Like any drug or gambling addiction, we pick our stupid-smartphones up and scroll on them for a dopamine hit. Scrolling, like puling the lever on the slot machine. Oooo, a notification! Then, the dopamine wears off, and we need another hit. Scroll again. Yay! Eventually, we become dependent on them for a feeling of novelty and entertainment. Our everyday lives, in comparison, starts to feel dull. In the long-run, we end up feeing worse and more disconnected and anxious. (See Tristan Harris and Center For Humane Technology.)
Look, I know I am over here typing away on a computer, posting YouTube links, etc. And that has its own set of pitfalls. But I’m specifically complaining about stupid-smartphones right now, for one reason: they are 100% portable. They’re too easy to mindlessly grab and fiddle with when we have 10 seconds, no matter where we are. (See a tree you like? Grab the phone, take a photo. And don’t forget to check Facebook before you put it away again.) Other devices can’t interrupt us as easily when we are doing other things.

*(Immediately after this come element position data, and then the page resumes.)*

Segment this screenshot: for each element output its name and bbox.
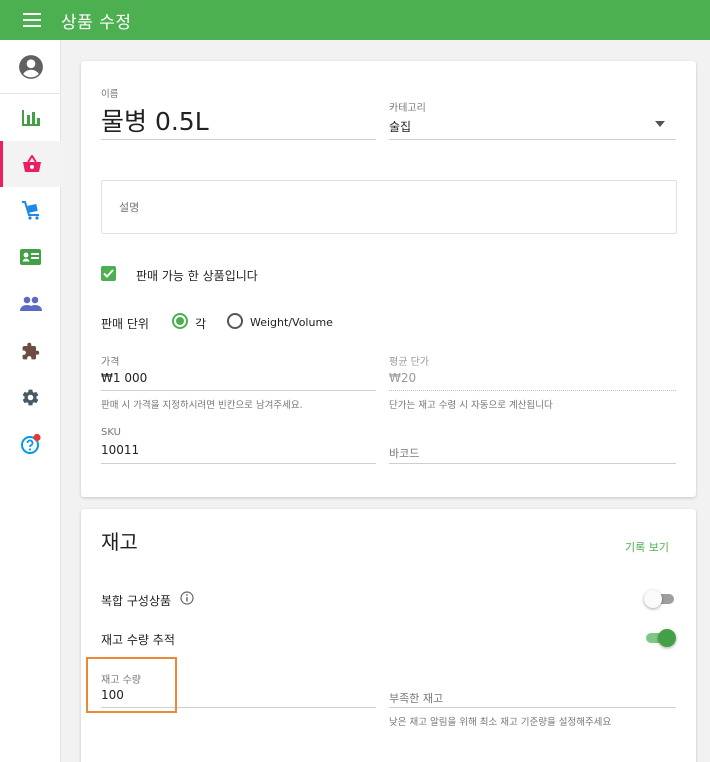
bar-chart-icon (21, 110, 40, 126)
sidebar-item-help[interactable] (0, 421, 61, 467)
unit-each-radio[interactable] (172, 313, 188, 329)
avg-cost-label: 평균 단가 (389, 357, 429, 368)
sidebar-item-products[interactable] (0, 141, 61, 187)
chevron-down-icon[interactable] (655, 121, 665, 127)
help-icon (20, 433, 41, 454)
notification-dot-icon (32, 433, 41, 442)
top-app-bar: 상품 수정 (0, 0, 710, 40)
id-card-icon (20, 249, 41, 265)
sidebar (0, 40, 61, 762)
name-input[interactable]: 물병 0.5L (101, 102, 209, 138)
sku-underline (101, 463, 376, 464)
basket-icon (23, 155, 41, 172)
avg-cost-hint: 단가는 재고 수령 시 자동으로 계산됩니다 (389, 400, 553, 411)
history-link[interactable]: 기록 보기 (625, 539, 669, 555)
price-input[interactable]: ₩1 000 (101, 371, 147, 385)
inventory-title: 재고 (101, 530, 138, 554)
gear-icon (22, 389, 39, 405)
price-underline (101, 390, 376, 391)
composite-toggle[interactable] (644, 588, 676, 608)
inventory-card: 재고 기록 보기 복합 구성상품 재고 수량 추적 재고 수량 100 부족한 … (81, 509, 696, 762)
sidebar-item-account[interactable] (0, 44, 61, 90)
sidebar-item-purchases[interactable] (0, 187, 61, 233)
price-label: 가격 (101, 357, 120, 368)
available-checkbox[interactable] (101, 266, 116, 281)
cart-icon (21, 201, 39, 220)
sidebar-item-integrations[interactable] (0, 328, 61, 374)
avg-cost-value: ₩20 (389, 371, 417, 385)
sidebar-item-reports[interactable] (0, 95, 61, 141)
composite-label: 복합 구성상품 (101, 594, 172, 608)
puzzle-icon (22, 342, 40, 359)
category-select[interactable]: 술집 (389, 118, 411, 135)
name-underline (101, 139, 376, 140)
name-label: 이름 (101, 89, 119, 100)
sidebar-item-employees[interactable] (0, 281, 61, 327)
description-placeholder: 설명 (119, 201, 140, 214)
unit-weight-label: Weight/Volume (250, 316, 333, 329)
category-label: 카테고리 (389, 103, 426, 114)
low-stock-input[interactable]: 부족한 재고 (389, 690, 443, 706)
available-label: 판매 가능 한 상품입니다 (136, 269, 258, 283)
check-icon (103, 269, 114, 278)
low-stock-underline (389, 707, 676, 708)
price-hint: 판매 시 가격을 지정하시려면 빈칸으로 남겨주세요. (101, 400, 303, 411)
account-circle-icon (18, 55, 43, 79)
unit-each-label: 각 (195, 317, 207, 331)
product-details-card: 이름 물병 0.5L 카테고리 술집 설명 판매 가능 한 상품입니다 판매 단… (81, 61, 696, 497)
sidebar-item-settings[interactable] (0, 374, 61, 420)
avg-cost-underline (389, 390, 676, 391)
barcode-underline (389, 463, 676, 464)
menu-icon[interactable] (23, 13, 41, 27)
track-stock-toggle[interactable] (644, 627, 676, 647)
sidebar-divider (0, 93, 61, 94)
barcode-input[interactable]: 바코드 (389, 445, 419, 461)
low-stock-hint: 낮은 재고 알림을 위해 최소 재고 기준량을 설정해주세요 (389, 717, 612, 728)
sale-unit-label: 판매 단위 (101, 317, 149, 331)
track-stock-label: 재고 수량 추적 (101, 633, 175, 647)
sku-label: SKU (101, 427, 121, 438)
sidebar-item-customers[interactable] (0, 234, 61, 280)
stock-highlight-box (86, 657, 177, 713)
category-underline (389, 139, 676, 140)
sku-input[interactable]: 10011 (101, 443, 139, 457)
description-textarea[interactable]: 설명 (101, 180, 677, 234)
info-icon[interactable] (180, 591, 194, 605)
people-icon (19, 296, 42, 311)
unit-weight-radio[interactable] (227, 313, 243, 329)
page-title: 상품 수정 (61, 12, 132, 33)
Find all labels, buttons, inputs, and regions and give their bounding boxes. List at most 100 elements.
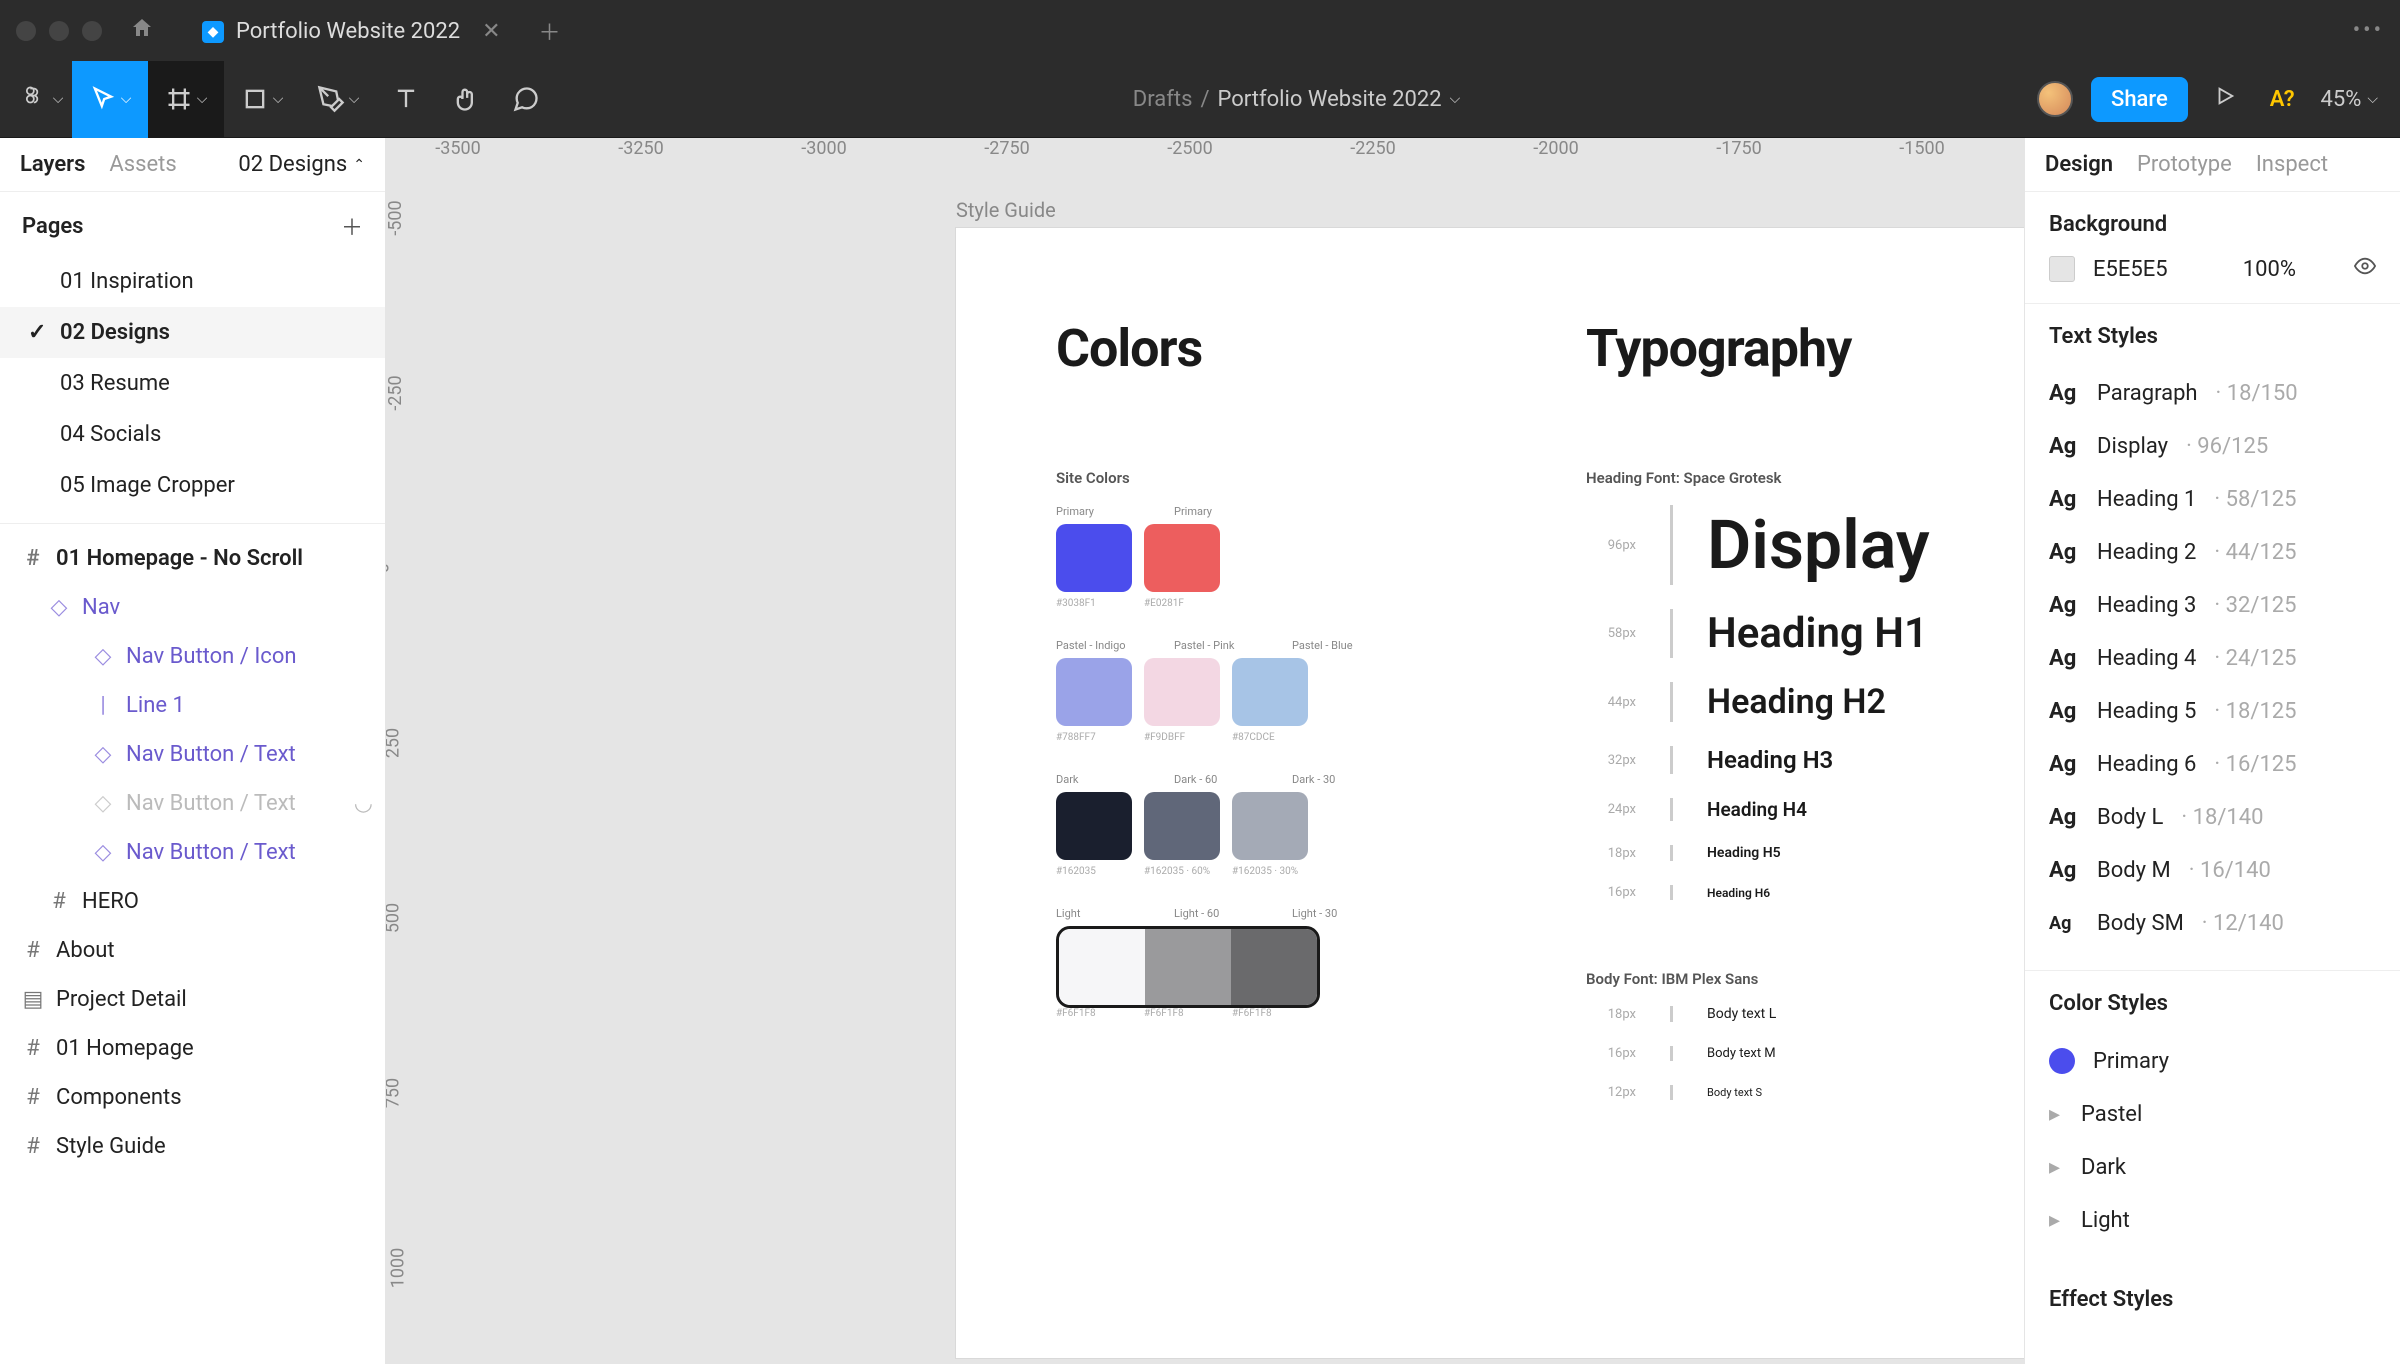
layer-row[interactable]: #Style Guide (0, 1122, 385, 1171)
traffic-zoom[interactable] (82, 21, 102, 41)
overflow-menu-icon[interactable]: ••• (2353, 18, 2384, 43)
breadcrumb[interactable]: Drafts / Portfolio Website 2022 ⌵ (556, 87, 2037, 112)
text-tool[interactable] (376, 61, 436, 138)
traffic-minimize[interactable] (49, 21, 69, 41)
missing-fonts-badge[interactable]: A? (2262, 87, 2303, 112)
line-icon: | (92, 693, 114, 718)
page-item[interactable]: 04 Socials (0, 409, 385, 460)
canvas[interactable]: -3500-3250-3000-2750-2500-2250-2000-1750… (386, 138, 2024, 1364)
visibility-icon[interactable] (2354, 255, 2376, 283)
tab-title: Portfolio Website 2022 (236, 19, 460, 44)
color-style-row[interactable]: Primary (2049, 1034, 2376, 1088)
instance-icon: ◇ (92, 742, 114, 767)
color-swatch[interactable] (1056, 792, 1132, 860)
layer-row[interactable]: ◇Nav (0, 583, 385, 632)
text-style-row[interactable]: AgDisplay96/125 (2049, 420, 2376, 473)
main-menu-button[interactable]: ⌵ (12, 61, 72, 138)
color-swatch[interactable] (1144, 524, 1220, 592)
bg-hex[interactable]: E5E5E5 (2093, 257, 2168, 282)
text-style-row[interactable]: AgHeading 616/125 (2049, 738, 2376, 791)
chevron-down-icon[interactable]: ⌵ (1450, 91, 1461, 107)
colors-heading: Colors (1056, 318, 1576, 379)
layer-row[interactable]: ▤Project Detail (0, 975, 385, 1024)
color-swatch[interactable] (1144, 792, 1220, 860)
text-style-row[interactable]: AgBody L18/140 (2049, 791, 2376, 844)
chevron-right-icon: ▸ (2049, 1208, 2063, 1233)
share-button[interactable]: Share (2091, 77, 2188, 122)
frame-tool[interactable]: ⌵ (148, 61, 224, 138)
component-icon: ◇ (48, 595, 70, 620)
hidden-icon[interactable]: ◡ (354, 791, 373, 816)
frame-style-guide[interactable]: Colors Site Colors PrimaryPrimary#3038F1… (956, 228, 2024, 1358)
color-swatch[interactable] (1056, 658, 1132, 726)
breadcrumb-current[interactable]: Portfolio Website 2022 (1218, 87, 1442, 112)
color-style-row[interactable]: ▸Pastel (2049, 1088, 2376, 1141)
text-style-row[interactable]: AgBody M16/140 (2049, 844, 2376, 897)
avatar[interactable] (2037, 81, 2073, 117)
text-style-row[interactable]: AgBody SM12/140 (2049, 897, 2376, 950)
color-swatch[interactable] (1144, 658, 1220, 726)
new-tab-button[interactable]: ＋ (519, 15, 581, 47)
color-style-row[interactable]: ▸Light (2049, 1194, 2376, 1247)
traffic-close[interactable] (16, 21, 36, 41)
page-item[interactable]: 05 Image Cropper (0, 460, 385, 511)
color-swatch[interactable] (1056, 524, 1132, 592)
ruler-horizontal: -3500-3250-3000-2750-2500-2250-2000-1750… (418, 138, 2024, 168)
layer-row[interactable]: #01 Homepage (0, 1024, 385, 1073)
tab-assets[interactable]: Assets (109, 152, 176, 177)
text-style-row[interactable]: AgParagraph18/150 (2049, 367, 2376, 420)
layer-row[interactable]: #Components (0, 1073, 385, 1122)
background-section: Background E5E5E5 100% (2025, 192, 2400, 304)
tab-layers[interactable]: Layers (20, 152, 85, 177)
text-style-row[interactable]: AgHeading 158/125 (2049, 473, 2376, 526)
add-page-button[interactable]: ＋ (341, 210, 363, 242)
page-selector[interactable]: 02 Designs ⌃ (238, 152, 365, 177)
text-style-row[interactable]: AgHeading 424/125 (2049, 632, 2376, 685)
chevron-right-icon: ▸ (2049, 1155, 2063, 1180)
layer-tree: #01 Homepage - No Scroll◇Nav◇Nav Button … (0, 524, 385, 1364)
home-icon[interactable] (130, 16, 154, 46)
page-item[interactable]: 01 Inspiration (0, 256, 385, 307)
page-item[interactable]: 03 Resume (0, 358, 385, 409)
layer-row[interactable]: #About (0, 926, 385, 975)
tab-prototype[interactable]: Prototype (2137, 152, 2232, 177)
hand-tool[interactable] (436, 61, 496, 138)
layer-row[interactable]: ◇Nav Button / Text◡ (0, 779, 385, 828)
color-style-row[interactable]: ▸Dark (2049, 1141, 2376, 1194)
move-tool[interactable]: ⌵ (72, 61, 148, 138)
frame-icon: # (22, 938, 44, 963)
color-swatch[interactable] (1232, 792, 1308, 860)
layer-row[interactable]: ◇Nav Button / Text (0, 730, 385, 779)
right-panel: Design Prototype Inspect Background E5E5… (2024, 138, 2400, 1364)
text-style-row[interactable]: AgHeading 518/125 (2049, 685, 2376, 738)
tab-design[interactable]: Design (2045, 152, 2113, 177)
frame-label[interactable]: Style Guide (956, 198, 1056, 222)
page-item[interactable]: ✓02 Designs (0, 307, 385, 358)
close-icon[interactable]: ✕ (482, 19, 500, 44)
right-panel-tabs: Design Prototype Inspect (2025, 138, 2400, 192)
page-list: 01 Inspiration✓02 Designs03 Resume04 Soc… (0, 256, 385, 524)
color-swatch[interactable] (1232, 658, 1308, 726)
bg-opacity[interactable]: 100% (2243, 257, 2296, 282)
tab-inspect[interactable]: Inspect (2256, 152, 2328, 177)
layout-icon: ▤ (22, 987, 44, 1012)
bg-swatch[interactable] (2049, 256, 2075, 282)
text-styles-section: Text Styles AgParagraph18/150AgDisplay96… (2025, 304, 2400, 971)
shape-tool[interactable]: ⌵ (224, 61, 300, 138)
layer-row[interactable]: #01 Homepage - No Scroll (0, 534, 385, 583)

We can address other problems next, like how much time we are spending in front of any kind of screen at all vs. using our bodies… even going outside. *Gasp!* One thing at a time. For now… with all we know, can we stop with the stupid-smartphone stuff? Or at least try really hard? Make a serious effort to improve our lives?
Yes. For the past week, I’ve kept my stupid-smartphone physically far away from me. I put it up high on a shelf so I can’t even see it. Every couple days, I remember it exists, and I charge it.
For me, the device has only two good purposes:
1 – A telephone
2 – Driving directions / traffic avoidance
So that’s all I use it for now. (And tracking my bike rides, which really isn’t all that good of a purpose. So, I rode my bike and looked at the trees, why does the phone need to know that?)
This change has been very good.
It has increased my amount of free time, and that free time is now invested in things that are valuable to me in the long-term: home improvement projects, exercise, organizing my life, and reading books.
I recommend it. Try it.
*Unless you are a person with a disability that uses the stupid-smartphone for a special purpose.